The new tariffs on APAC economies are more draconian than market expectations and will be credit negative for the region, but with some differentiation.

Some of the highest tariffs (>30%) were applied to a number of economies in the ASEAN bloc, such as Cambodia (B2 stable), Laos (Caa3 stable), Vietnam (Ba2 stable), Thailand (Baa1 stable) and Indonesia (Baa2 stable), as well as South Asian economies such as Bangladesh (B2 negative) and Sri Lanka (Caa1 stable).

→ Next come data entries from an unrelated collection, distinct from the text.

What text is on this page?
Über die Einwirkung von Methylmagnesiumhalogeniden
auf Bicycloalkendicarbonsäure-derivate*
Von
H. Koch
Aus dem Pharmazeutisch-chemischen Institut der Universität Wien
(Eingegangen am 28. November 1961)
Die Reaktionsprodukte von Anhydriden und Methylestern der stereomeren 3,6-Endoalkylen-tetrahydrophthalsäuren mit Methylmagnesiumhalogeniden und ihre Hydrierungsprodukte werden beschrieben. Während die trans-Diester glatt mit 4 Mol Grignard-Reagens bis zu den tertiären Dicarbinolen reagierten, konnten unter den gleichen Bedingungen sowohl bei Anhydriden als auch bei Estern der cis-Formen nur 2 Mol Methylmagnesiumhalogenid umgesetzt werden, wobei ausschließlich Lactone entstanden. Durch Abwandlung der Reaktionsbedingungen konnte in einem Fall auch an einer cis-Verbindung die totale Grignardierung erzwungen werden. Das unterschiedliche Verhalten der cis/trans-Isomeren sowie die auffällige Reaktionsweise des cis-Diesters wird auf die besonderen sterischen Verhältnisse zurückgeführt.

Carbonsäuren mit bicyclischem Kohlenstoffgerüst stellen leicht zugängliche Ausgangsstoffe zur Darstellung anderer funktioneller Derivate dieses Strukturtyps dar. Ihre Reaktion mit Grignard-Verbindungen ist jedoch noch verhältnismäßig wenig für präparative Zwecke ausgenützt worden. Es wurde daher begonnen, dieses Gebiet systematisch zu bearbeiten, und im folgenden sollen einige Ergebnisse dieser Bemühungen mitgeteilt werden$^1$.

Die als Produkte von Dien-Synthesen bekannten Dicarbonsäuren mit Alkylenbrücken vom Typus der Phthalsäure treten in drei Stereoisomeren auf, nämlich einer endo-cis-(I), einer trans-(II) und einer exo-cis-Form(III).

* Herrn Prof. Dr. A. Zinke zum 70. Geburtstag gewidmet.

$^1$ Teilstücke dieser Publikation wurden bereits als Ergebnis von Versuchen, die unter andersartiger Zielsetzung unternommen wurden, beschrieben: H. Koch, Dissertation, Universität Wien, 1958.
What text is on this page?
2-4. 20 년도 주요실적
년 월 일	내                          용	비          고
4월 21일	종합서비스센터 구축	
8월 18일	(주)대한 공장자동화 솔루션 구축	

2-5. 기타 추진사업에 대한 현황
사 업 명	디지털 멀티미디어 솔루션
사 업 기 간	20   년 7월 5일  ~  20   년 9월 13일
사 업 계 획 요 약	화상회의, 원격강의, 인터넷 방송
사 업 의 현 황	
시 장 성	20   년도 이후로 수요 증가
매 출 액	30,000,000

The new tariffs will hurt the 'China+1' strategy, and an acceleration in supply chain diversification away from China is more uncertain at this stage. However, APAC economies may still be incentivized to deepen trade and investment ties intra-regionally

Highlights

  • Lower-tariff countries like Malaysia, India, and the Philippines might gain market share through trade triangulation to serve the US market.
  • Countries with large domestic markets, such as India, may benefit from production shifts in the long term.
  • Higher tariffs will affect global trade, reduce regional export demand, and lower business confidence, leading to decreased investment in APAC.
  • APAC economies face both direct and indirect exposure to higher US tariffs. Vietnam, Cambodia, Thailand, and Taiwan have high direct exposure, while Pakistan and Bangladesh's exposure is concentrated in specific sectors.
  • Countries will also be indirectly impacted through value-added contributions to other nations' exports, with significant links to connector economies like Vietnam, Singapore, and Malaysia.

Important Takeaways
China has announced a 34% duty on all US imports starting April 10th, matching the US tariffs imposed on April 2nd. This escalation in Sino-US trade tensions poses significant risks to the region's economic outlook.

Most APAC countries are expected to negotiate rather than retaliate against the US tariffs. Strategies include seeking talks, establishing bilateral trade agreements, or increasing purchases of US goods. However, APAC will still face significantly higher tariffs overall.Currency depreciation, financial market volatility, and heightened refinancing risks for non-investment grade issuers are potential concerns. Some governments are implementing measures to support their economies. For example, Japan is offering loan support for SMEs in the auto supply chain, and China's sovereign fund is stabilizing the stock market.Governments in the region are likely to enhance cooperation and promote substitution of US exports with other markets. Central banks may ease monetary policy to support growth. Fiscal responses could weigh on sovereign credit but may be constrained by higher debt burdens from the pandemic.The impact on banks is credit negative, with greater effects on banks in Vietnam, Thailand, and Bangladesh due to their higher dependence on US exports.